I compiled my Fortran program using Gfortran on a normal i5 10500 computer. After that, I moved the program (.exe) to a workstation that uses Xeon Gold 6312U. However, the program can’t run, saying libgcc_s_seh1.dll, libwinpthread-1.dll, libquadmath-0.dll are missing and reinstalling the program might solve the problem. I have some questions:
- Is this only happening to a workstation, or in general when I move Fortran program to other computers?
- In this case, I can actually install mingw to compile my program there. But, I also plan to share my program to my coworker that uses normal pc. It is quite hard to ask all of them to install mingw in their computers to just compile one program. Is there a solution to this (on general pcs)?
- Is there a solution on workstation pcs (if it’s different that on general pcs)?
Many thanks for your help~
Do not compile with options like -march=native and it should be fine. If you compile on one platform using the highest extension set available and then try to run on another that lacks said feature, your executable will not work.
It is also possible that your 2nd platform is missing some library that your executable is linked to dynamically, so when it tries to run a new machine lacking said library, whatever functions your program uses from it can’t be found, and wala error.
Reading your actual error message, it sounds like the second option is the problem you are experiencing. It’s telling you right there the problem. Libraries are missing on the second machine.
I’m not sure what environment variables windows uses, but on Linux I would put the missing shared object files (.so) somewhere on $LD_LIBRARY_PATH
You may also try to recompile your original program with the compiler flag -static. That should attempt to statically link everything and the resultant executable should run without needing extra libraries installed.
Thanks for the answer. I don’t compile it with any options, only gfortran and then file.f90. Do you know how to install the libraries (is it the one included when we install MinGW), and is this library commonly installed on normal computers? I am running windows 10 on all machines. I will try the -static one. Many thanks~
Lots of compilers will dynamically link against some runtime libraries by default. Intel’s ifort also does this. Please report back the results from compiling with -static, as I believe that is going to be your best bet to produce a single executable that “just works” across multiple machines, at least on the same operating system.
Those are standard MinGW libraries every gfortran executable should be aware of. By default, MinGW will just dynamically link those (and it does well to dynamically link them, if you ask me.) So if those libraries are not present in your computer (or aren’t located in a directory included in yout %PATH%) your program won’t run. This means even the computer you compiled the program won’t be able to run the executable unless said dynamically linked libraries can be found via your %PATH%. There are two ways to solve the “problem”:
- Compile with
-static included in your LDFLAGS. The libraries you mentioned will be statically linked and the program should run everywhere. If your program just uses standard MinGW libraries, this should be enough. However, if you also use other libraries not included in MinGW, you should have static versions of those too. Otherwise you will see messages similar to the ones you see now, just with other library names.

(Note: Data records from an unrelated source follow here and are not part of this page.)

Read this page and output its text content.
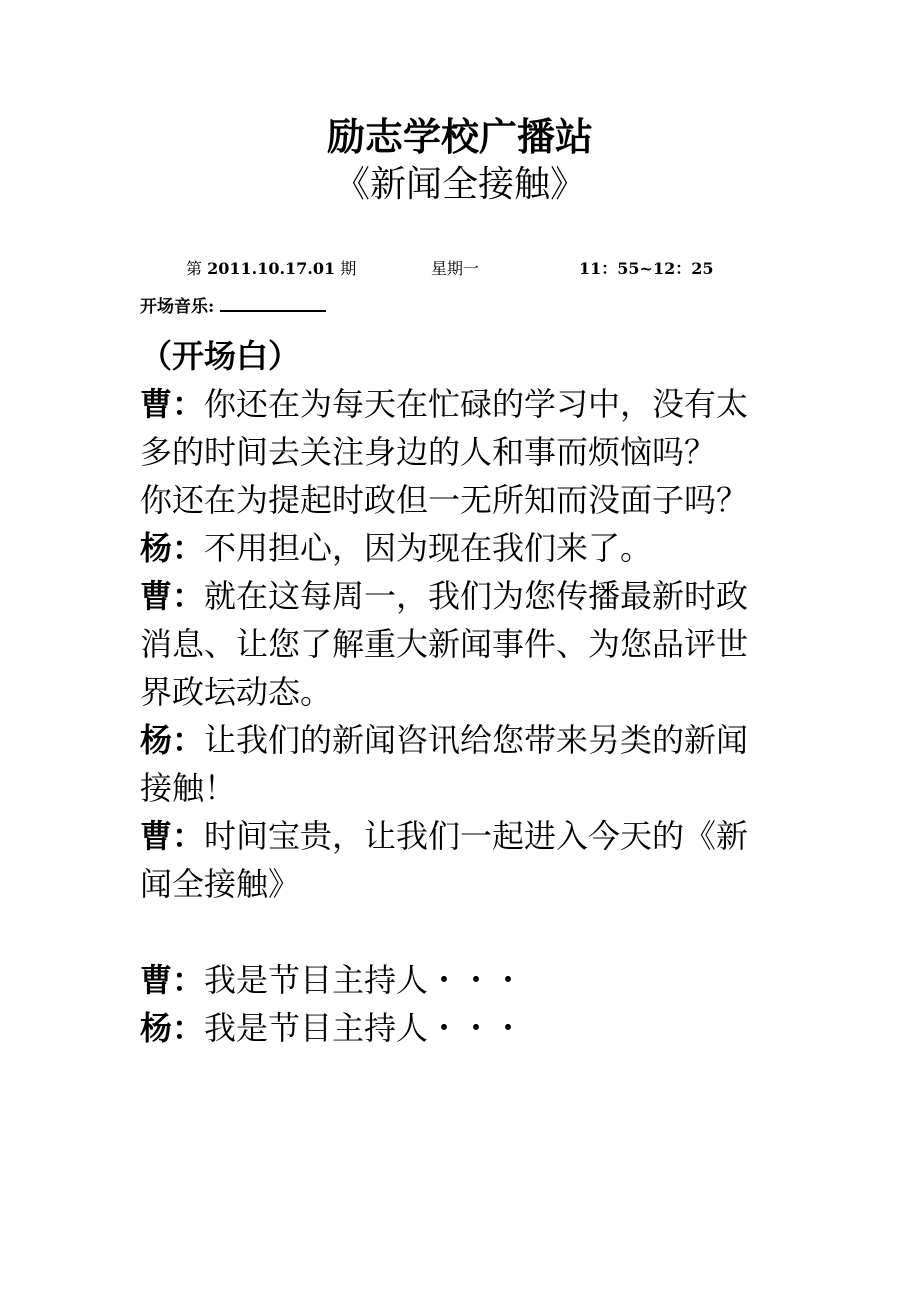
励志学校广播站
《新闻全接触》
第 2011.10.17.01 期	星期一	11：55~12：25
开场音乐:
（开场白）
曹：你还在为每天在忙碌的学习中，没有太
多的时间去关注身边的人和事而烦恼吗？
你还在为提起时政但一无所知而没面子吗？
杨：不用担心，因为现在我们来了。
曹：就在这每周一，我们为您传播最新时政
消息、让您了解重大新闻事件、为您品评世
界政坛动态。
杨：让我们的新闻咨讯给您带来另类的新闻
接触！
曹：时间宝贵，让我们一起进入今天的《新
闻全接触》
曹：我是节目主持人・・・
杨：我是节目主持人・・・
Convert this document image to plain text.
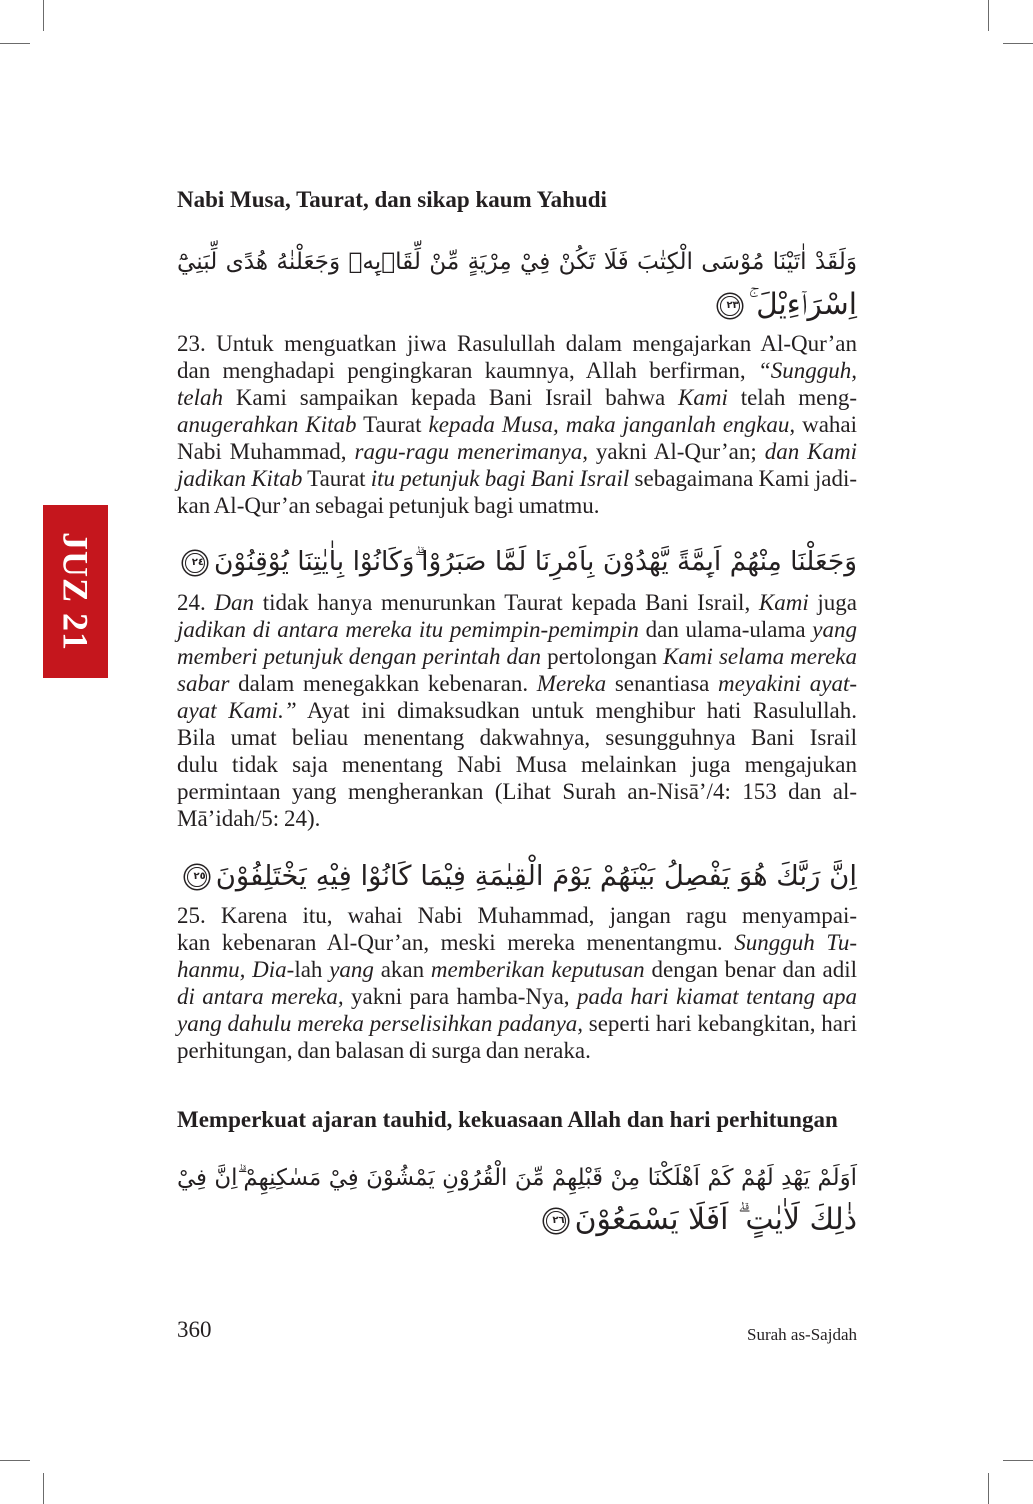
JUZ 21
Nabi Musa, Taurat, dan sikap kaum Yahudi
وَلَقَدْ اٰتَيْنَا مُوْسَى الْكِتٰبَ فَلَا تَكُنْ فِيْ مِرْيَةٍ مِّنْ لِّقَاۤىِٕهٖ وَجَعَلْنٰهُ هُدًى لِّبَنِيْٓ
اِسْرَاۤءِيْلَ ۚ٢٣
23. Untuk menguatkan jiwa Rasulullah dalam mengajarkan Al-Qur’an
dan menghadapi pengingkaran kaumnya, Allah berfirman, “Sungguh,
telah Kami sampaikan kepada Bani Israil bahwa Kami telah meng-
anugerahkan Kitab Taurat kepada Musa, maka janganlah engkau, wahai
Nabi Muhammad, ragu-ragu menerimanya, yakni Al-Qur’an; dan Kami
jadikan Kitab Taurat itu petunjuk bagi Bani Israil sebagaimana Kami jadi-
kan Al-Qur’an sebagai petunjuk bagi umatmu.
وَجَعَلْنَا مِنْهُمْ اَىِٕمَّةً يَّهْدُوْنَ بِاَمْرِنَا لَمَّا صَبَرُوْا ۗوَكَانُوْا بِاٰيٰتِنَا يُوْقِنُوْنَ٢٤
24. Dan tidak hanya menurunkan Taurat kepada Bani Israil, Kami juga
jadikan di antara mereka itu pemimpin-pemimpin dan ulama-ulama yang
memberi petunjuk dengan perintah dan pertolongan Kami selama mereka
sabar dalam menegakkan kebenaran. Mereka senantiasa meyakini ayat-
ayat Kami.” Ayat ini dimaksudkan untuk menghibur hati Rasulullah.
Bila umat beliau menentang dakwahnya, sesungguhnya Bani Israil
dulu tidak saja menentang Nabi Musa melainkan juga mengajukan
permintaan yang mengherankan (Lihat Surah an-Nisā’/4: 153 dan al-
Mā’idah/5: 24).
اِنَّ رَبَّكَ هُوَ يَفْصِلُ بَيْنَهُمْ يَوْمَ الْقِيٰمَةِ فِيْمَا كَانُوْا فِيْهِ يَخْتَلِفُوْنَ٢٥
25. Karena itu, wahai Nabi Muhammad, jangan ragu menyampai-
kan kebenaran Al-Qur’an, meski mereka menentangmu. Sungguh Tu-
hanmu, Dia-lah yang akan memberikan keputusan dengan benar dan adil
di antara mereka, yakni para hamba-Nya, pada hari kiamat tentang apa
yang dahulu mereka perselisihkan padanya, seperti hari kebangkitan, hari
perhitungan, dan balasan di surga dan neraka.
Memperkuat ajaran tauhid, kekuasaan Allah dan hari perhitungan
اَوَلَمْ يَهْدِ لَهُمْ كَمْ اَهْلَكْنَا مِنْ قَبْلِهِمْ مِّنَ الْقُرُوْنِ يَمْشُوْنَ فِيْ مَسٰكِنِهِمْ ۗاِنَّ فِيْ
ذٰلِكَ لَاٰيٰتٍ ۗ اَفَلَا يَسْمَعُوْنَ٢٦
360	Surah as-Sajdah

- Copy the libraries missing from
<MinGW_folder>\lib to the same directory your executable is located and distribute them together, as a folder. If the needed libraries are not found in %PATH% locations, the system will look for them in the same folder where the executable is, so it will work.

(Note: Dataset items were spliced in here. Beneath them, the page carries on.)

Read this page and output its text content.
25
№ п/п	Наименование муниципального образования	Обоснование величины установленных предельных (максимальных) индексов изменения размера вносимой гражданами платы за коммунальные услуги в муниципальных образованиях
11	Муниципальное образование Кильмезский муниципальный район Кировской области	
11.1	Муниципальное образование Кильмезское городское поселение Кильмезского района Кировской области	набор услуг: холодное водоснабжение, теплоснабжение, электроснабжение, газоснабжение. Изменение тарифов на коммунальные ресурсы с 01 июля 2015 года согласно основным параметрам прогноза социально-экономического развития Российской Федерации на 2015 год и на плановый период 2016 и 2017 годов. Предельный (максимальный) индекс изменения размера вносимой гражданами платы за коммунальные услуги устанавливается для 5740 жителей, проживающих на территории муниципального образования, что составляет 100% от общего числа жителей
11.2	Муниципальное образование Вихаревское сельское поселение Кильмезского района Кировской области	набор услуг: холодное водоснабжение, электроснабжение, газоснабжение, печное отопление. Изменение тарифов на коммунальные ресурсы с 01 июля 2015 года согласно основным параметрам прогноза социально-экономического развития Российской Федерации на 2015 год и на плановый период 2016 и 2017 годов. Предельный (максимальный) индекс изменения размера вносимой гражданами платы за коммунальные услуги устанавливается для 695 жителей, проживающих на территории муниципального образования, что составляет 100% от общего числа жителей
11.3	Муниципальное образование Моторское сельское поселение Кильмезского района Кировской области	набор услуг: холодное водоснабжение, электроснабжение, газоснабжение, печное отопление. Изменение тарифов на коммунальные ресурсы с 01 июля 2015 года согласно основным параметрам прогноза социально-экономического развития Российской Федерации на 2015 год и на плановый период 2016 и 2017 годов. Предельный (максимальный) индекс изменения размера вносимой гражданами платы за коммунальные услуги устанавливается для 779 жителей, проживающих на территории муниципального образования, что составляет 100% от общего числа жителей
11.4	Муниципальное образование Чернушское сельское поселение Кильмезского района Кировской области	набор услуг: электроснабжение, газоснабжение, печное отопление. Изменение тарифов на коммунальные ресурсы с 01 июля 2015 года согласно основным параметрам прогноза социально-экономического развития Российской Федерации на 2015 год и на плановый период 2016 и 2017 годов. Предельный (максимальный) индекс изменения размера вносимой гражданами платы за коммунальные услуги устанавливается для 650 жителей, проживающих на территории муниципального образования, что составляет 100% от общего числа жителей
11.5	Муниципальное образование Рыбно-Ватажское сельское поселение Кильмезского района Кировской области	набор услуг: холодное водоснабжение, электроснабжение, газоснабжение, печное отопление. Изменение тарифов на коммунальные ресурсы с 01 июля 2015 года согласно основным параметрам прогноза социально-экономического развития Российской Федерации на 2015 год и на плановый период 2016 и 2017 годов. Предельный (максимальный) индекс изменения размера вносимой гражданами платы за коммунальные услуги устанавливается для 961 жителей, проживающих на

Please note that I am using GNU/Linux and FreeBSD for development and I use MinGW in… that other “operating system” only when I want to make sure my software works there too. So there might be other ways to solve the issue in systems I just don’t use myself, such as MSYS2 or Cygwin, or potentially others too.
If you want to make sure that your executables will run everywhere, do not install MinGW globally, even in the machine you are developing. What I do is to extract MinGW in a folder the system is not aware of (this can be in C: or in another drive other than C: - or even in an external drive/usb stick.) Then I run a batch file that adds MinGW, my editor/IDE of choice, and whatever else I need for development in my %PATH%. That way I have a system that is temporarily fully aware of MinGW and ready for development. Once the batch file is ended, the system is no longer aware of anything, and I can check if the executables still run, as if I were using someone else’s computer who doesn’t even have MinGW.